Bernd Dachwald
Low-Thrust Trajectory Optimization and Interplanetary Mission Analysis Using Evolutionary Neurocontrol
Deutscher Luft- und Raumfahrtkongress 2004, Dresden, Germany


Abstract

The design and optimization of interplanetary transfer trajectories is one of the most important tasks during the analysis and design of a deep space mission. Due to their larger ΔV-capability, low-thrust propulsions systems can significantly enhance or even enable those missions. Searching low-thrust trajectories that are optimal with respect to transfer time or propellant consumption is usually a difficult and time-consuming task that involves much experience and expert knowledge, because the convergence behavior of traditional optimizers that are based on numerical optimal control methods depends strongly on an adequate initial guess, which is often hard to find. Even if the optimizer finally converges to an "optimal" trajectory, this trajectory is typically close to the initial guess that is rarely close to the (unknown) global optimum. Within this paper, trajectory optimization is attacked from the perspective of artificial intelligence and machine learning, which is a perspective quite different from that of optimal control theory. Inspired by natural archetypes, a novel smart method for global low-thrust trajectory optimization is presented that fuses artificial neural networks and evolutionary algorithms to so-called evolutionary neurocontrollers.

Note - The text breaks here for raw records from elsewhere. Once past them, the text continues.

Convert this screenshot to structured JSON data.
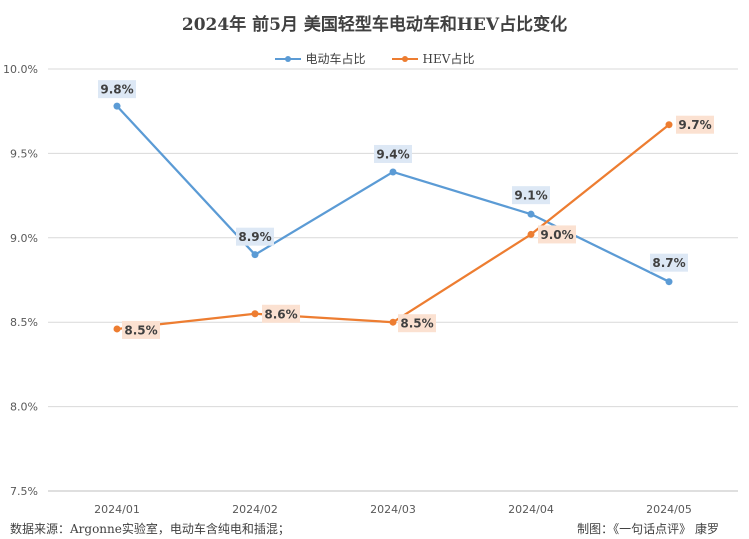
{
  "chart_data": {
    "type": "line",
    "title": "2024年 前5月 美国轻型车电动车和HEV占比变化",
    "categories": [
      "2024/01",
      "2024/02",
      "2024/03",
      "2024/04",
      "2024/05"
    ],
    "series": [
      {
        "name": "电动车占比",
        "values": [
          9.78,
          8.9,
          9.39,
          9.14,
          8.74
        ],
        "labels": [
          "9.8%",
          "8.9%",
          "9.4%",
          "9.1%",
          "8.7%"
        ],
        "color": "#5b9bd5"
      },
      {
        "name": "HEV占比",
        "values": [
          8.46,
          8.55,
          8.5,
          9.02,
          9.67
        ],
        "labels": [
          "8.5%",
          "8.6%",
          "8.5%",
          "9.0%",
          "9.7%"
        ],
        "color": "#ed7d31"
      }
    ],
    "y_ticks": [
      "10.0%",
      "9.5%",
      "9.0%",
      "8.5%",
      "8.0%",
      "7.5%"
    ],
    "ylim": [
      7.5,
      10.0
    ],
    "grid": "horizontal",
    "legend_position": "top-center"
  },
  "footer": {
    "source": "数据来源：Argonne实验室，电动车含纯电和插混；",
    "credit": "制图：《一句话点评》 康罗"
  }
}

This paper outlines how evolutionary neurocontrol works and how it could be implemented. Using evolutionary neurocontrol, low-thrust trajectories are optimized without an initial guess and without the attendance of an expert in astrodynamics and optimal control theory. For an exemplary mission to a near-Earth asteroid, its performance for low-thrust trajectory optimization and interplanetary mission analysis is assessed. It is demonstrated that evolutionary neurocontrollers are able to find spacecraft steering strategies that generate better trajectories - closer to the global optimum - because they explore the search space more exhaustively than a human expert can do by using traditional optimal control methods. Finally, the use of evolutionary neurocontrol for the analysis of a piloted Mars mission using a spacecraft with a nuclear electric propulsion system is demonstrated within this paper.